Einige der dargestellten Szenen sind von einer Deutlichkeit, die sensible Leser verstören könnte. Doch die Handlung spielt nun einmal in einer dunklen Zeit, weshalb die Entscheidung berechtigt ist, sie auch in ihren Auswüchsen zu zeigen, ohne Überflüssiges hinzuzufügen.
Den Autoren ist offenbar daran gelegen, die Freiheitskämpferinnen nicht als Opfer darzustellen, die ihr Schicksal passiv erduldet haben. Diese Frauen handelten aus Überzeugung und in der Hoffnung auf eine bessere Welt. Denn für viel zu viele Akteure ging es bei der Revolution weniger um Befreiung als vielmehr darum Macht zu erlangen. Für die Autoren ist klar, dass Frauen im Gegensatz zu den Männern länger an ihren Idealen festhielten.
Algériennes von Swann Meralli und Zac Deloupy mag manche Leute verärgern: Es zeichnet kein Schwarzweißbild des algerischen Unabhängigkeitskriegs von den Guten auf der einen und den Bösen auf der anderen Seite. Aber das Werk dürfte eine der getreuesten Darstellungen dieses Krieges sein, die man seit langem gelesen bzw. gesehen hat.
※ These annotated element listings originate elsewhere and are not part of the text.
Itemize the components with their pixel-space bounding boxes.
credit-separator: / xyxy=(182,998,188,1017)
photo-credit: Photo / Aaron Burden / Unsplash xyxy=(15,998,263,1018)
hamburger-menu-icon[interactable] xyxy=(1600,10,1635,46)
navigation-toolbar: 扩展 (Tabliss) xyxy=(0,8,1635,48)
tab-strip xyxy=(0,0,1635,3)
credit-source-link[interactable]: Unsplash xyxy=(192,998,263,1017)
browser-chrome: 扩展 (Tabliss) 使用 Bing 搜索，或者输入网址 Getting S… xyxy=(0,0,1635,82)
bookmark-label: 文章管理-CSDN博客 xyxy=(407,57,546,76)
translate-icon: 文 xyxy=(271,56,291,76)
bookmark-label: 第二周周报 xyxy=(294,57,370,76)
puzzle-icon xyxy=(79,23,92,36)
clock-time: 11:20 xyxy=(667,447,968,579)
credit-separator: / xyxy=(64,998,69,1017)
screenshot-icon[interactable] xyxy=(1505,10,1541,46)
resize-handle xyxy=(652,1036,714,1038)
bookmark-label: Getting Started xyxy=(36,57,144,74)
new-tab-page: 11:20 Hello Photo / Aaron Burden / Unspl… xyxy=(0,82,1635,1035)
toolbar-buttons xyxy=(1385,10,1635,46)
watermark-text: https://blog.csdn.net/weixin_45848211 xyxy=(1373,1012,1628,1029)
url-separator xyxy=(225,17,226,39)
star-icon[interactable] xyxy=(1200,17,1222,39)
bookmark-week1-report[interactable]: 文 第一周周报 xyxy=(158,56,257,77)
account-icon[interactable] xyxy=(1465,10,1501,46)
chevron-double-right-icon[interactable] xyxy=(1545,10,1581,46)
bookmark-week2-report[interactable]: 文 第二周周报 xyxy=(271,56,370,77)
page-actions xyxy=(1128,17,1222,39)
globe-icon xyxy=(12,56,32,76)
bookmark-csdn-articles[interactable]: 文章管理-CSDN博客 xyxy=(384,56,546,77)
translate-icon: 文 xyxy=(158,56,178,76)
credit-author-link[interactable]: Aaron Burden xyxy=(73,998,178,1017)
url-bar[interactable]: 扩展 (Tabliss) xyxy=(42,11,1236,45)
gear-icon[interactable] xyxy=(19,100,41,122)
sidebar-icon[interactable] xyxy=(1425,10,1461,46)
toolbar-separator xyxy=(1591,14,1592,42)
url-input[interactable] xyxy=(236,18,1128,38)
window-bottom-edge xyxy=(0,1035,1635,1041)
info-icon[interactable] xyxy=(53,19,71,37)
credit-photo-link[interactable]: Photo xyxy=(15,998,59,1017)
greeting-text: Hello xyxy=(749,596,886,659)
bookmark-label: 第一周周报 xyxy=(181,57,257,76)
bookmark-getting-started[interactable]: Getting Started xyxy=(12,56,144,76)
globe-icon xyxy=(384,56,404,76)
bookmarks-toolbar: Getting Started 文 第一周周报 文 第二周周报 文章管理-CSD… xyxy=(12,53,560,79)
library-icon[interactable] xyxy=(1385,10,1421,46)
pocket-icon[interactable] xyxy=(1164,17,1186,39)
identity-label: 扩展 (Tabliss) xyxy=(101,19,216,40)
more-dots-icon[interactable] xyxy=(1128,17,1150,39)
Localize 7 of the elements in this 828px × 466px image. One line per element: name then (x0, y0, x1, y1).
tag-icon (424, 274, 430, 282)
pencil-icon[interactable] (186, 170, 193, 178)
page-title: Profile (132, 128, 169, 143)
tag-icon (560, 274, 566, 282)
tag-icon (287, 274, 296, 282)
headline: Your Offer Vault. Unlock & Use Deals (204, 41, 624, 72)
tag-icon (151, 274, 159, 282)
Diese Graphic Novel ist definitiv keine Lektüre für ein jüngeres Publikum. Doch sie ist ein brillantes Beispiel dafür, wie eine Graphic Novel eine Geschichte bisweilen wirkungsvoller erzählen kann als reine Prosa.
© Qantara.de 2021
Übersetzt aus dem Englischen von Peter Lammers
Swann Meralli ist Autor von "L'Homme“, mit Illustrationen von Ulric Stahl; "Fermons les yeux“, mit Illustrationen von Laura Deo; und der Serie "Le petit livre qui dit non!“, mit Illustrationen von Carole Crouzet. Zeichner Zac Deloupy veröffentlichte mit "Jane Deuxard“ (Pseudonym eines Journalistenpaars) den mit Preisen ausgezeichneten Comic "Liebe auf Iranisch“ (fr. "Love story à l‘iranienne“) und mit Sandrine Saint-Marc die Graphic Novel "Pour la peau“.